Cet exemple permet donc de reposer la question du rapport à la religion, et invite à se demander ce qu’il pourrait résulter d’une critique approfondie de notre rapport aux religions. La question de critique philosophique de la religion ne semble ainsi pas pouvoir se poser sans réfléchir à cette confrontation contemporaine à la barbarie, d’autant que l’expérience de cette barbarie ne saurait se résumer à une réflexion sur l’extermination des juifs, dans une époque marquée comme aujourd’hui par la résurgence des fondamentalismes religieux et du terrorisme qui leur est parfois lié. En ce sens, si le propre de la philosophie est de faire de l’enquête sur la vérité le moyen d’une recherche de la sagesse et du comportement juste, sa façon de remplacer la fonction morale traditionnelle de la religion, dans une modernité éminemment marquée par le rationalisme athée, semble dès lors la mettre au premier rang de responsabilité quant aux atrocités perpétrées au cœur de cette modernité. Autrement dit, la capacité à produire un critère du bien et du juste indépendamment d’une référence à une transcendance semble problématique, et appeler réciproquement à repenser le rapport moderne aux valeurs. Nous nous attacherons à montrer que la critique philosophique et religion s’est historiquement traduite par la construction d’une modernité laïque, quelles que soient les versions de cette laïcité. Nous en viendrons toutefois à montrer que cette apparente laïcité n’a cependant pas supprimé tout besoin de religieux et de croyance. Dès lors, nous nous interrogerons enfin sur la possibilité de penser une relation positive entre religion et philosophie, consciente de la complémentarité de ces approches.

[...]

Plan proposé

I. Le triomphe critique rationaliste de la morale religieuse.

Ia. Le discrédit scientifique de la religion.

Il semble tout d’abord que la religion n’a pas vraiment survécu à l’époque moderne, en tout cas pas comme discours moral exclusif de toute autre vérité, dans la mesure où sa position conservatrice scientifiquement a entraîné son discrédit moral. C’est ce que montre le procès de Galilée et son statut symbolique de l’obscurantisme religieux que raille Voltaire dans Candide.

Ib.
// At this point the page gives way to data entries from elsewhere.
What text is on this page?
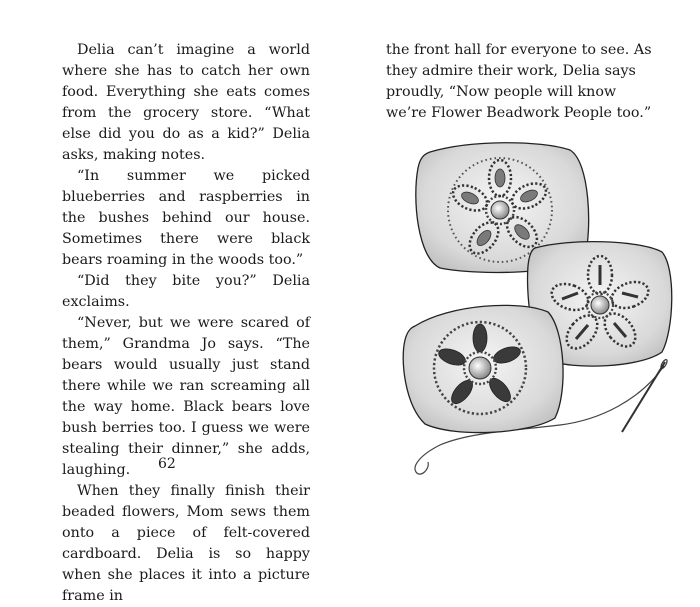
Delia can’t imagine a world where she has to catch her own food. Everything she eats comes from the grocery store. “What else did you do as a kid?” Delia asks, making notes.

“In summer we picked blueberries and raspberries in the bushes behind our house. Sometimes there were black bears roaming in the woods too.”

“Did they bite you?” Delia exclaims.

“Never, but we were scared of them,” Grandma Jo says. “The bears would usually just stand there while we ran screaming all the way home. Black bears love bush berries too. I guess we were stealing their dinner,” she adds, laughing.

When they finally finish their beaded flowers, Mom sews them onto a piece of felt-covered cardboard. Delia is so happy when she places it into a picture frame in

62

the front hall for everyone to see. As they admire their work, Delia says proudly, “Now people will know we’re Flower Beadwork People too.”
L’inversion du droit et de la morale.

En l’absence d’une vérité morale, et au regard de l’exclusivité des monothéismes, il semble que le propre des sociétés modernes (au sens de sociétés développées et démocratiques) est d’avoir refusé de laisser la religion occuper le terrain public (pour les assigner à une sphère privée, relevant du choix de chacun, et de l’organisation libérale globale), à tel point que le droit positif (les lois) s’est donné pour tâche d’assurer la coexistence de sphères morales considérées comme secondes par rapport à la loi des hommes. Marx a ainsi contribué à montrer que la religion est un discours fallacieux qui endort la vigilance politique des individus et leur promet un ailleurs utopique pour mieux les asservir socialement.
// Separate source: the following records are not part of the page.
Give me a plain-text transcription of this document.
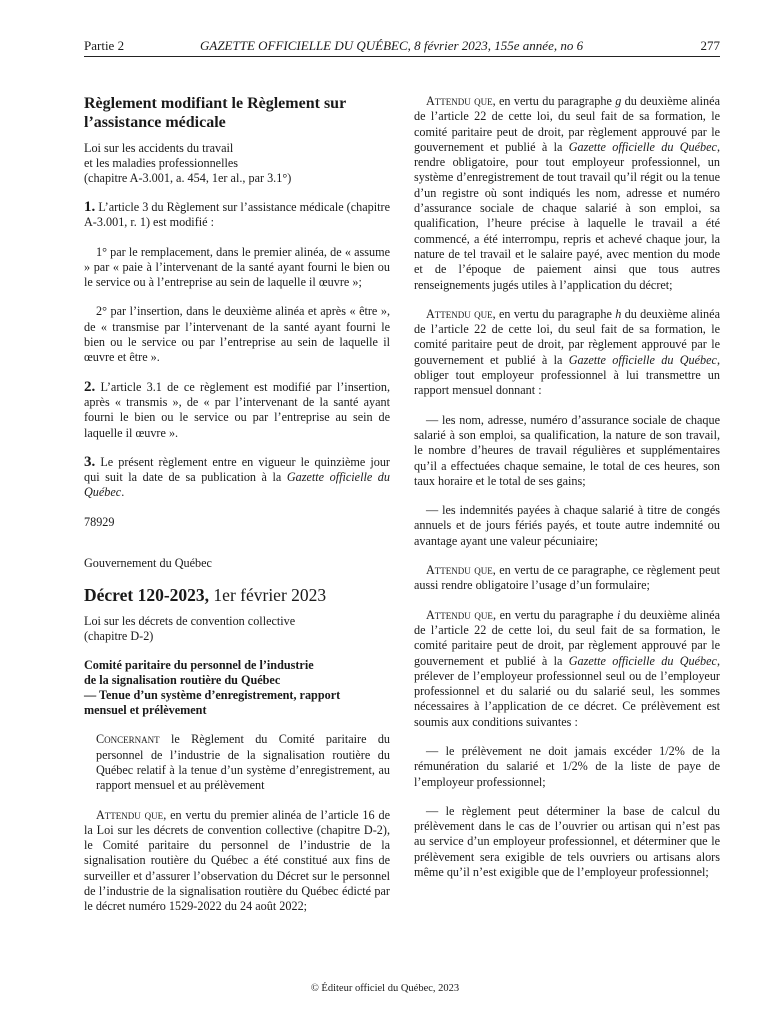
Partie 2	GAZETTE OFFICIELLE DU QUÉBEC, 8 février 2023, 155e année, no 6	277
Règlement modifiant le Règlement sur
l’assistance médicale
Loi sur les accidents du travail
et les maladies professionnelles
(chapitre A-3.001, a. 454, 1er al., par 3.1°)

1. L’article 3 du Règlement sur l’assistance médicale (chapitre A-3.001, r. 1) est modifié :

1° par le remplacement, dans le premier alinéa, de « assume » par « paie à l’intervenant de la santé ayant fourni le bien ou le service ou à l’entreprise au sein de laquelle il œuvre »;

2° par l’insertion, dans le deuxième alinéa et après « être », de « transmise par l’intervenant de la santé ayant fourni le bien ou le service ou par l’entreprise au sein de laquelle il œuvre et être ».

2. L’article 3.1 de ce règlement est modifié par l’insertion, après « transmis », de « par l’intervenant de la santé ayant fourni le bien ou le service ou par l’entreprise au sein de laquelle il œuvre ».

3. Le présent règlement entre en vigueur le quinzième jour qui suit la date de sa publication à la Gazette officielle du Québec.

78929

Gouvernement du Québec

Décret 120-2023, 1er février 2023
Loi sur les décrets de convention collective
(chapitre D-2)
Comité paritaire du personnel de l’industrie
de la signalisation routière du Québec
— Tenue d’un système d’enregistrement, rapport
mensuel et prélèvement
Concernant le Règlement du Comité paritaire du personnel de l’industrie de la signalisation routière du Québec relatif à la tenue d’un système d’enregistrement, au rapport mensuel et au prélèvement

Attendu que, en vertu du premier alinéa de l’article 16 de la Loi sur les décrets de convention collective (chapitre D-2), le Comité paritaire du personnel de l’industrie de la signalisation routière du Québec a été constitué aux fins de surveiller et d’assurer l’observation du Décret sur le personnel de l’industrie de la signalisation routière du Québec édicté par le décret numéro 1529-2022 du 24 août 2022;

Attendu que, en vertu du paragraphe g du deuxième alinéa de l’article 22 de cette loi, du seul fait de sa formation, le comité paritaire peut de droit, par règlement approuvé par le gouvernement et publié à la Gazette officielle du Québec, rendre obligatoire, pour tout employeur professionnel, un système d’enregistrement de tout travail qu’il régit ou la tenue d’un registre où sont indiqués les nom, adresse et numéro d’assurance sociale de chaque salarié à son emploi, sa qualification, l’heure précise à laquelle le travail a été commencé, a été interrompu, repris et achevé chaque jour, la nature de tel travail et le salaire payé, avec mention du mode et de l’époque de paiement ainsi que tous autres renseignements jugés utiles à l’application du décret;

Attendu que, en vertu du paragraphe h du deuxième alinéa de l’article 22 de cette loi, du seul fait de sa formation, le comité paritaire peut de droit, par règlement approuvé par le gouvernement et publié à la Gazette officielle du Québec, obliger tout employeur professionnel à lui transmettre un rapport mensuel donnant :

— les nom, adresse, numéro d’assurance sociale de chaque salarié à son emploi, sa qualification, la nature de son travail, le nombre d’heures de travail régulières et supplémentaires qu’il a effectuées chaque semaine, le total de ces heures, son taux horaire et le total de ses gains;

— les indemnités payées à chaque salarié à titre de congés annuels et de jours fériés payés, et toute autre indemnité ou avantage ayant une valeur pécuniaire;

Attendu que, en vertu de ce paragraphe, ce règlement peut aussi rendre obligatoire l’usage d’un formulaire;

Attendu que, en vertu du paragraphe i du deuxième alinéa de l’article 22 de cette loi, du seul fait de sa formation, le comité paritaire peut de droit, par règlement approuvé par le gouvernement et publié à la Gazette officielle du Québec, prélever de l’employeur professionnel seul ou de l’employeur professionnel et du salarié ou du salarié seul, les sommes nécessaires à l’application de ce décret. Ce prélèvement est soumis aux conditions suivantes :

— le prélèvement ne doit jamais excéder 1/2% de la rémunération du salarié et 1/2% de la liste de paye de l’employeur professionnel;

— le règlement peut déterminer la base de calcul du prélèvement dans le cas de l’ouvrier ou artisan qui n’est pas au service d’un employeur professionnel, et déterminer que le prélèvement sera exigible de tels ouvriers ou artisans alors même qu’il n’est exigible que de l’employeur professionnel;

© Éditeur officiel du Québec, 2023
Ic. La diversité des laïcités.

Ce reflux du religieux dans le domaine privé a donc laissé une forme de vide moral public, vide occupé par la réflexion éthique moderne (la différence entre morale et éthique est théorisée par Ricoeur dans Soi-même comme un autre), dont la spécificité serait la capacité à justifier rationnellement des normes d’action. En ce sens, peu importe la position exacte de l’État par rapport aux religions : quelles que soient les laïcités en jeu (neutralité de l’État, refus des signes religieux ou financement égale des communautés) : toutes semblent partager une même séparation entre une éthique philosophique publique et des religions privées.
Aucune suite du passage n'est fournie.